John’s stress on the Logos gives Christians the answer to the crucial “who” and “why” questions. Those answers are revealed in the work and role of Jesus Christ, who was God in the flesh. He was in the beginning. He was with God. And he was God. And he brought salvation to humanity. “Yet to all who received him, to those who believed in his name, he gave the right to become children of God — children born not of natural descent, nor of human decision or a husband’s will, but born of God” (John 1:12-13).
Living in the Light
The universe, we have discovered, is more complex than anyone had remotely thought possible. Today’s scientific law is often tomorrow’s discarded theory. Yet, as we have seen, the oldest questions still persist — questions put forcefully by cosmologist John Gribbin and Martin Rees, professor of astronomy:
Why is our Universe the way it is? What is our place in it?… Why above all does the Universe have the symmetry and simplicity that have allowed us to make any progress in understanding it? These issues, where even the specialists are still groping for clues, are the ones that come up most frequently in general discussions. (Gribbin and Rees, Cosmic Coincidences: Dark Matter, Mankind and Anthropic Cosmology, page xiv)
They have even focused the question more sharply: “What features of the Universe were essential for the emergence of creatures such as ourselves, and is it through coincidence, or for some deeper reason, that our Universe has these features?” (Gribbin and Rees, pages xiv-xv).

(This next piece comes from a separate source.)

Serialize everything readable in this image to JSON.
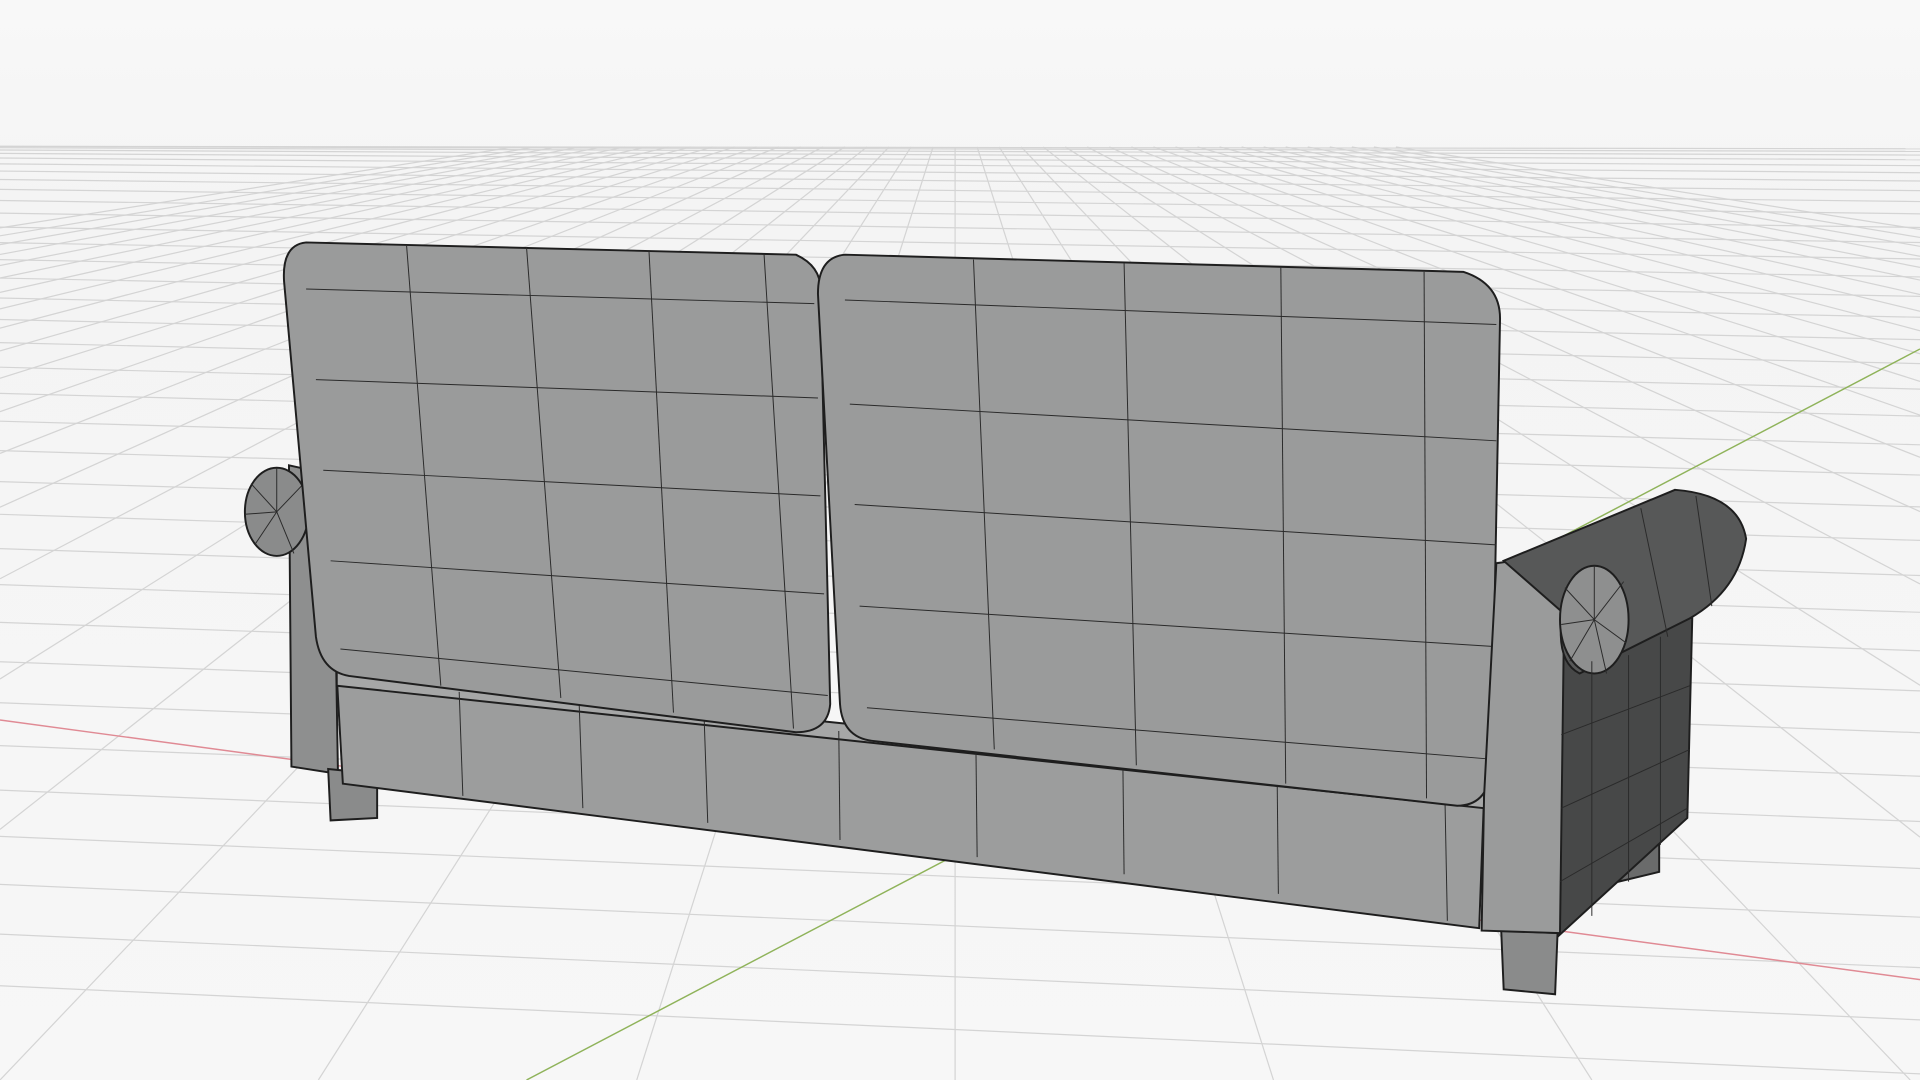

Christians believe that their answer rules out such thought of cosmic coincidence. They believe that there is a higher intelligence not limited by the realm of time and space. They believe that God himself has come to us in the person and work of Jesus Christ.
“He is the image of the invisible God, the firstborn over all creation,” the apostle Paul wrote centuries ago, “For by him all things were created: things in heaven and on earth, visible and invisible…all things were created by him and for him. He is before all things, and in him all things hold together” (Colossians 1:15-17).
What this means for scientists and lay people, those with little formal education and graduate students, the rich and the poor, the young and the old alike, is that there is glorious good news: There is purpose and meaning both for the cosmos and for each individual human life.
In the words of the evangelical thinker Francis Schaeffer: “The universe had a personal beginning . . . Before ‘in the beginning’ the personal was already there. Love and thought and communication existed prior to the creation of the heavens and the earth” (Genesis in Space and Time, page 21).
We, the created, are coming to understand our Creator. The challenge is to take the next logical step: to live in the light of that knowledge.